Connections to Other Concepts

  • rag.md: Reranking is a critical component of production RAG pipelines, improving the precision of retrieved documents before they are passed to the LLM for generation.
  • embedding-models-and-vector-databases.md: Bi-encoders (embedding models) handle first-stage retrieval; cross-encoders (rerankers) handle second-stage refinement. They are complementary, not competing.
  • colbert-late-interaction.md: ColBERT provides a middle-ground architecture between bi-encoders and cross-encoders, usable as either a retriever or a reranker.
  • corrective-rag.md: CRAG's relevance evaluation step can use a cross-encoder reranker as the relevance scorer, applying a threshold to determine whether retrieved documents are "correct," "incorrect," or "ambiguous."
  • agentic-rag.md: Agentic systems can dynamically decide whether to apply reranking based on first-stage retrieval confidence, saving latency when retrieval is already high-quality.
  • hyde-hypothetical-document-embeddings.md: HyDE improves first-stage recall (the relevant documents appear somewhere in the candidate set). Reranking improves precision (the relevant documents are at the top). They are complementary: HyDE + reranking is a powerful combination.

Further Reading

  • Nogueira, R. & Cho, K. (2019). "Passage Re-ranking with BERT." (arXiv: 1901.04085) One of the earliest papers demonstrating BERT-based cross-encoder reranking, establishing the modern reranking paradigm.
  • Sun, W. et al. (2023). "Is ChatGPT Good at Search?
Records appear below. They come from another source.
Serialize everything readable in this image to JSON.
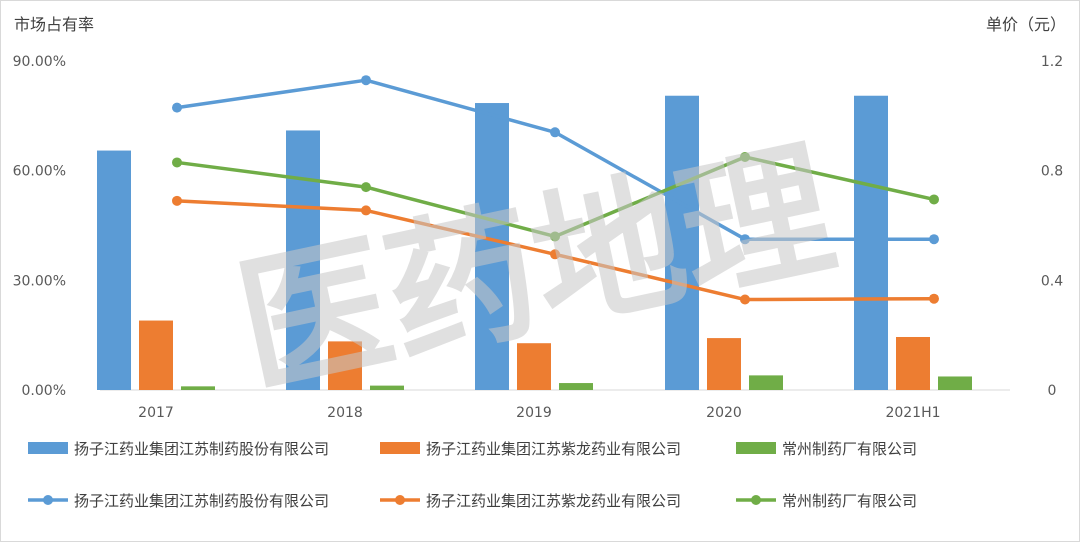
{
  "chart_data": {
    "type": "bar+line",
    "y_left_label": "市场占有率",
    "y_right_label": "单价（元）",
    "categories": [
      "2017",
      "2018",
      "2019",
      "2020",
      "2021H1"
    ],
    "y_left_ticks": [
      "0.00%",
      "30.00%",
      "60.00%",
      "90.00%"
    ],
    "y_left_lim": [
      0,
      90
    ],
    "y_right_ticks": [
      "0",
      "0.4",
      "0.8",
      "1.2"
    ],
    "y_right_lim": [
      0,
      1.2
    ],
    "bar_series": [
      {
        "name": "扬子江药业集团江苏制药股份有限公司",
        "color": "#5B9BD5",
        "values": [
          65.5,
          71.0,
          78.5,
          80.5,
          80.5
        ]
      },
      {
        "name": "扬子江药业集团江苏紫龙药业有限公司",
        "color": "#ED7D31",
        "values": [
          19.0,
          13.3,
          12.8,
          14.2,
          14.5
        ]
      },
      {
        "name": "常州制药厂有限公司",
        "color": "#70AD47",
        "values": [
          1.0,
          1.2,
          1.9,
          4.0,
          3.7
        ]
      }
    ],
    "line_series": [
      {
        "name": "扬子江药业集团江苏制药股份有限公司",
        "color": "#5B9BD5",
        "values": [
          1.03,
          1.13,
          0.94,
          0.55,
          0.55
        ]
      },
      {
        "name": "扬子江药业集团江苏紫龙药业有限公司",
        "color": "#ED7D31",
        "values": [
          0.69,
          0.655,
          0.495,
          0.33,
          0.333
        ]
      },
      {
        "name": "常州制药厂有限公司",
        "color": "#70AD47",
        "values": [
          0.83,
          0.74,
          0.56,
          0.85,
          0.695
        ]
      }
    ],
    "grid": false,
    "legend": "bottom"
  },
  "watermark": "医药地理"
}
Investigating Large Language Models as Re-Ranking Agents." (arXiv: 2304.09542) The RankGPT paper showing that LLMs can perform competitive reranking through prompting.
  • Xiao, S. et al. (2024). "BGE M3-Embedding: Multi-Lingual, Multi-Functionality, Multi-Granularity Text Embeddings Through Self-Knowledge Distillation." (arXiv: 2402.03216) Describes the BGE embedding and reranker family.
  • Thakur, N. et al. (2021). "BEIR: A Heterogeneous Benchmark for Zero-shot Evaluation of Information Retrieval Models." NeurIPS 2021. The primary benchmark for evaluating retrieval and reranking models across diverse domains.
  • Khattab, O. & Zaharia, M. (2020). "ColBERT: Efficient and Effective Passage Search via Contextualized Late Interaction over BERT." SIGIR 2020. The ColBERT paper, which provides an alternative reranking approach via late interaction.